# Warm and cool lighting



## majere (Nov 16, 2005)

I am wondering why in stage lighting you are supposed to hit an area from two angles with both a cool and a warm color. Isn't it easier to just use a completely neutral color all the way around? (such as surprise pink) 

I'm sure their are very good and proven reasons for lighting the stage this way but I just can't rap my head around it. Any explanations?


----------



## Les (Nov 17, 2005)

well one reason would be that it allows a designer to completely control a scene's warmth or coolness. When you're using say, No Color Blue (R60) and Light Bastard Amber (R02), if the director would like the scene warmer, instead of raising all the intensities, you can just add amber or subtract blue. That way, the lighting level is consistent, however the scene appears warmer - not brighter. Also, when warm and cool colors are mixed, it appears on stage to be a crisp, white light (or it should). This reaction sets off the little hints of color in stage makeup, sets, and costumes. One neutral color would tend to wash things out and give everything one tint. Not to mention, you would likely lost a lot of depth perception.


----------



## jbeutt (Nov 17, 2005)

that's true, but having two colors has a lot to do with shadows and contrast as well. If you used only one color, the shadows on one side would simply be filled in with the same color and you'd get a washed out flat appearance to the actors. With two colors, there is a depth and dimensionality added by applying opposing colors from two sides. They'll mix together in the open, flat surfaces of the face, but shadow areas, while still lit, will only be lit by one of the colors. The shadow will also be controlled as opposed to using single-source lighting where you get long annoying shadows.
Depth and contrast is really important to consider when you're lighting. Many times it's just R5 opposite R60 that's needed to make the actors pop.
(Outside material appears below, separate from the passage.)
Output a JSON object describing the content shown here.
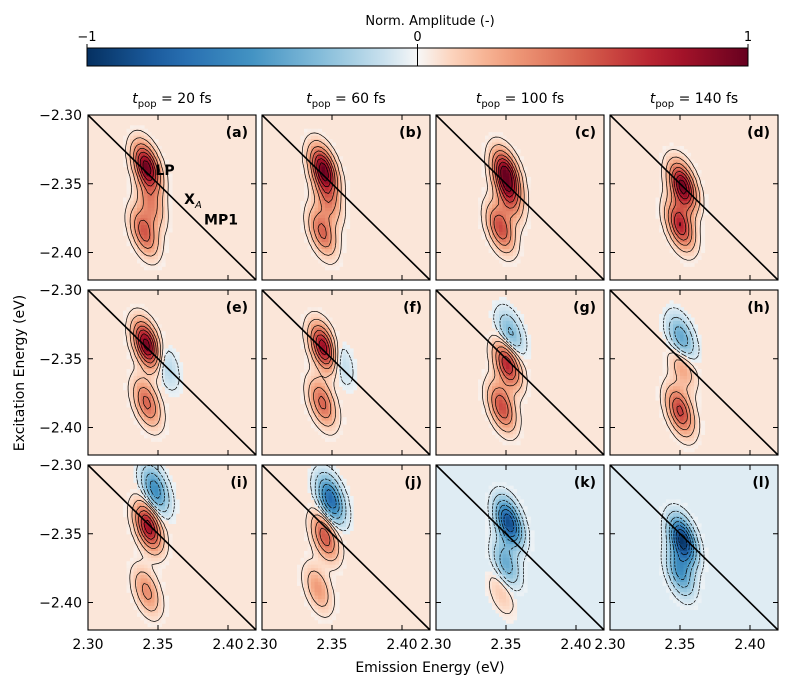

If it were all one color, not only would you lose control of the color on stage, you'd be giving up many important shadows and therefor any depth.


----------



## Les (Nov 17, 2005)

Yes, and also keep in mind that there are many variations on the "right" two colors for the job. In most cases, it depends on the show you are designing. Some shows may call for a more sepia appearence where amber would be a dominant color, while other shows may prefer a no-color pink. Usually this is clerified by the type of show it is (Straight Play, Musical, Period, Stylistic, Drama, Etc...) There are no two colors that you can put in your lights and expect to meet the needs of every performance. Sometimes R05 is better than R02, sometimes not. Just depends on your particular venture. Just avoid using a solid color, because you will get caught with your pants down sooner or later, and for the love of God, do not leave the lights white. That's just gross.


----------